My work is not yet anywhere near completion!
That is a very big step…I think even the biggest one…although it took a while before that penny dropped when I dared …but the English really didn’t help me,and i learned it without the videos unfortunately… every time i woke up i thought “now i get it”…in good sense down …guitar in place yet set…grrrrrom …But having said this…I’ve been enjoying the 5 patterns of the scales much more so far…
Really great information!! I have been mostly working on Minor pentatonic scales, memorizing them and trying to just pick a root note and work a scale from that point. I’ve also been learning the Major scales and SLOWLY getting those patterns under my fingers. Your article has really brought together both pentatonic scales like I’ve never seen before! Would you have this information in a easy to print format? I like to print out material to practice on, rather than use my laptop because I’m not going to lie I get easily distracted by other sites and email or alert popups! Thanks!
@Delzona Hi Chris and welcome to the community. Thanks for the appreciation. I make my tips and ideas and resources freely available to anyone who cares to use them. If you click on the diagrams above they all expand and show a download option.

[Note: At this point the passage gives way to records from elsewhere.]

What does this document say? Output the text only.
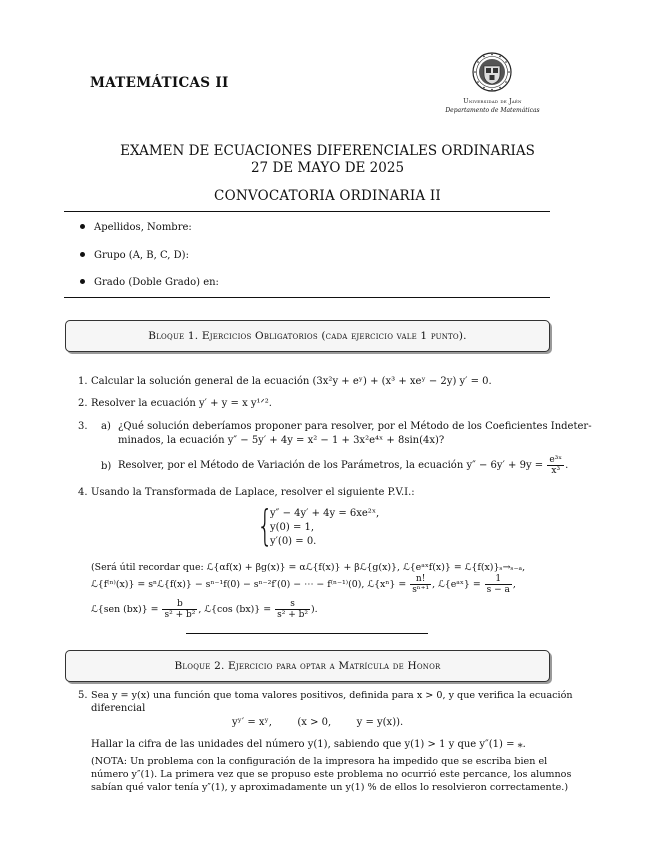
MATEMÁTICAS II
Universidad de Jaén
Departamento de Matemáticas
EXAMEN DE ECUACIONES DIFERENCIALES ORDINARIAS
27 DE MAYO DE 2025
CONVOCATORIA ORDINARIA II
Apellidos, Nombre:
Grupo (A, B, C, D):
Grado (Doble Grado) en:
Bloque 1. Ejercicios Obligatorios (cada ejercicio vale 1 punto).
1. Calcular la solución general de la ecuación (3x²y + eʸ) + (x³ + xeʸ − 2y) y′ = 0.
2. Resolver la ecuación y′ + y = x y¹ᐟ².
3. a) ¿Qué solución deberíamos proponer para resolver, por el Método de los Coeficientes Indeter-
minados, la ecuación y″ − 5y′ + 4y = x² − 1 + 3x²e⁴ˣ + 8sin(4x)?
b) Resolver, por el Método de Variación de los Parámetros, la ecuación $y'' - 6y' + 9y = \frac{\text{e³ˣ}}{\text{x³}}$ .
4. Usando la Transformada de Laplace, resolver el siguiente P.V.I.:
{
y″ − 4y′ + 4y = 6xe²ˣ,
y(0) = 1,
y′(0) = 0.
(Será útil recordar que: ℒ{αf(x) + βg(x)} = αℒ{f(x)} + βℒ{g(x)}, ℒ{eᵃˣf(x)} = ℒ{f(x)}ₛ→ₛ₋ₐ,
ℒ{f⁽ⁿ⁾(x)} = sⁿℒ{f(x)} − sⁿ⁻¹f(0) − sⁿ⁻²f′(0) − ⋯ − f⁽ⁿ⁻¹⁾(0), ℒ{xⁿ} = $\frac{n!}{\text{sⁿ⁺¹}}$ , ℒ{eᵃˣ} = $\frac{1}{s - a}$ ,
ℒ{sen $(bx)\} = \frac{b}{\text{s² + b²}}$ , ℒ{cos $(bx)\} = \frac{s}{\text{s² + b²}}$ ).
Bloque 2. Ejercicio para optar a Matrícula de Honor
5. Sea y = y(x) una función que toma valores positivos, definida para x > 0, y que verifica la ecuación
diferencial
yʸ′ = xʸ,        (x > 0,        y = y(x)).
Hallar la cifra de las unidades del número y(1), sabiendo que y(1) > 1 y que y″(1) = ⁎.
(NOTA: Un problema con la configuración de la impresora ha impedido que se escriba bien el
número y″(1). La primera vez que se propuso este problema no ocurrió este percance, los alumnos
sabían qué valor tenía y″(1), y aproximadamente un y(1) % de ellos lo resolvieron correctamente.)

You are welcome to do so and load them into a Word document to print or just print hem directly one by one.
Thanks for pointing out about the download ability, I missed that. I wasn’t able to download pattern 2 D shape or pattern 5 G shape because they didn’t appear to be downloadable.
Hi Chris, I’m not sure why that is for you - they all have the download option when I view them. If you can’t figure it let me know and I will send you the graphics in a message.
They still weren’t downloadable, but I figured out another way to copy and save them so now I have them all. Thanks!
Now a new question, one that has puzzled me every since I’ve started learning scales, notes, and intervals. Is it better to learn the interval number, say “root - flat 3rd” or “A” (root) - “C” (flat 3rd)? I hope that makes sense. Or does it really matter. I’ve notices that some guitarist know intervals without thinking about it, but naming the actual note takes them a few seconds. I’m not sure how I should be committing this information to memory. I’m pretty good on root note locations on the fretboard and getting better on flats and sharps, so I’m getting there, but as I said I’m just wondering if I should be focusing on intervals, major/minor or note name. I wish my ears would just lead the way, but after working around jet engines for 26 years, they aren’t doing all that well anymore. Thanks again for your time.
@Delzona Learning the intervals is easier because they are
the same for all the scales in every key. All minor interval scale
are the same and all major scale intervals are the same in
You can learn the notes of each scale as you use those scales.
I personally think learning intervals is more important.
Thanks I appreciate the answer. I will focus on the intervals distances as I practice.
@Delzona I’m glad you got them sorted Chris but don’t know why they showed as not downloadable.
In terms of your question, @stitch has answered perfectly well. I don’t know if you have a subscription to the practical theory course. If you do, Justin teaches learning the notes across the fretboard in module 4.
I have to look to see what I actually have in the way of subscriptions with Justin. I’ve subscribed to a number different programs that he offers and I just keep jumping around, which I think is why my progress is not very steady.
Gordon - I have started to remove the contents of my back pocket … this for you.
Justin introduces a scripted blues solo in this lesson: Beginner Blues Solo | JustinGuitar.com …
and a nudge towards improvisation here: Blues Improv | JustinGuitar.com
For all who took a little look at this and had an OMG what the heck moment - thinking it was all too much. For those just about at the point where you know what the minor pentatonic scale is and have learned pattern 1 in A then look here instead: First Steps in Blues Improvisation using Minor Pentatonic Scale Pattern 1
While true that the major core of Justin’s blues lead studies are in the intermediate grades, he does intoduce it quite a bit earlier. And using just pattern 1, nothing else, you can spend months and months and years even having fun before you reach those far-off shores.